Три года октября

22
18
20
22
24
26
28
30

– Кто это тебе сказал?

– Никто, сама так решила. Я даже с Толей не находила тем для общения. И даже сейчас с тобой, боюсь что-то сказать лишнего и в то же время замолчать. Вдруг возникнет неловкая пауза или же я что-то скажу не слишком умное.

– Не стоит относиться к разговорам слишком серьезно. Тот, кому будет приятна твоя компания, будет рад с тобой и помолчать.

На третьей картине был изображен мальчишка лет семи-восьми, стоящий у каменной стены, который пытался что-то разглядеть в глубокой расщелине. На самой стене сидела, свесив ноги вниз, девочка того же возраста, в короткой юбочке и гольфах. И если мальчик был нарисован исключительно в черно-серых тонах, то девочка была яркой и объемной. Я хоть и не был психологом, но предположил (в том числе основываясь на проходящем в реальном времени разговоре), что девочка и мальчик символизировали самого автора картины. Мальчик был тем, кем Евгения себя чувствовала в детстве, а девочка – тем, к чему она стремилась всю свою жизнь.

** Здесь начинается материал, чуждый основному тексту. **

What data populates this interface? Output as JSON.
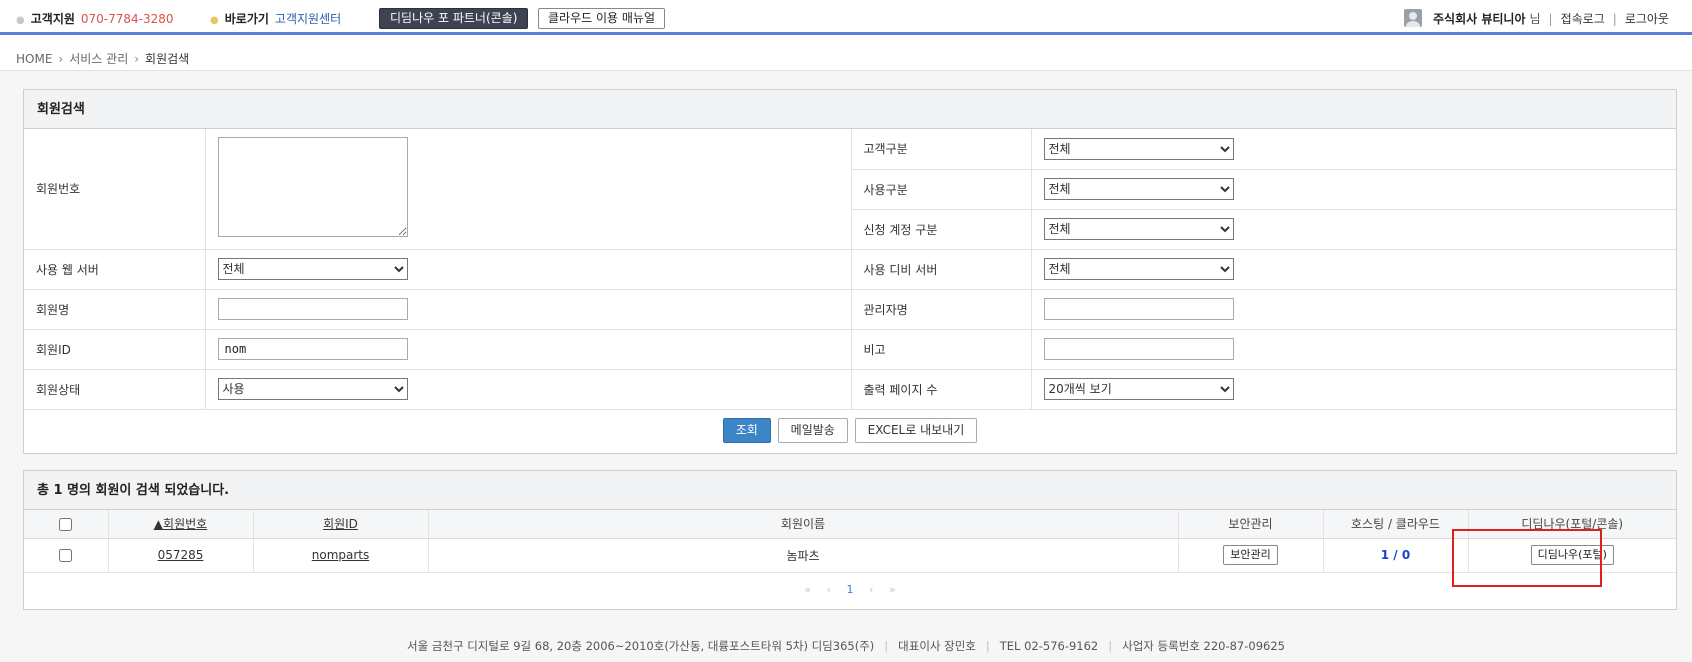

Да, зачастую наша личность формируется на основе детских страхов и комплексов. И с годами увлечения перенимают форму терапии травм прошлого. Для Евгении это реализовалось в рисовании, а ее врожденный талант позволил ей выражаться с невероятной мощью. И неудивительно, что ее работы заметили и получили признание среди ценителей искусства.

Разглядывая картины, я понял, что хочу стать тем, кто отведет ее ладони от лица, прижав их к своей груди, тем, кто займет опустевшее место под ее зонтом, тем, кто принесет лестницу, позволив ей заглянуть за стену.

– Люблю молчать в приятной тишине вечерней квартиры, – раздался ее голос прямо у меня за спиной.

Я обернулся. Глаза. Какими же глубокими были у нее глаза. Мне очень хотелось ее обнять в эти мгновения. Крепко-накрепко. Но я не решился.

– Тебе они нравятся? Мои картины?

– Они великолепны. Не удивлен, что они пользуются популярностью во многих странах. В них очень много глубины и личного.

– Да, про глубину все искусствоведы говорят. Правда, каждый видит в них что-то свое. И никогда то, что вижу я сама. – Евгения вздохнула, после чего протянула мне тарелку с канапе. – А может это и к лучшему. Ведь неплохо, когда в твоем творчестве каждый ценитель видит что-то своё.

В этом она была права. Было ли в моих предположениях толика правды? Возможно да, возможно нет. Спросить об этом я бы смог не раньше чем, между нами сформируются полностью доверительные отношения. Пока же мы были только в начале пути. Я взял канапешку, моментально отправив ее в рот.

– Над чем ты работаешь сейчас?

– Пока не знаю. Идеи ко мне приходят в виде образов. Вначале они расплывчаты и не несут какого-то смысла. Но они созревают, рано или поздно. Хотя одна идею у меня уже полностью сформировалась.

Евгения улыбнулась, при этом словно заигрывая со мной.

– Позволь угадаю, речь идет о моем портрете?

Она засмеялась, затем положила тарелку на столешницу и достала из небольшой тумбочки у дивана фотоаппарат. Профессиональный, с большим объективом.

– Мне нужно тебя сфотографировать.

– Это еще зачем? – осведомился я, рефлекторно выпрямляя осанку.

– Для того чтобы я смогла начать работу над твоим портретом. Ты ведь не можешь находиться вечно рядом, чтобы я могла писать, когда у меня возникнет вдохновение и свободное от заказов время.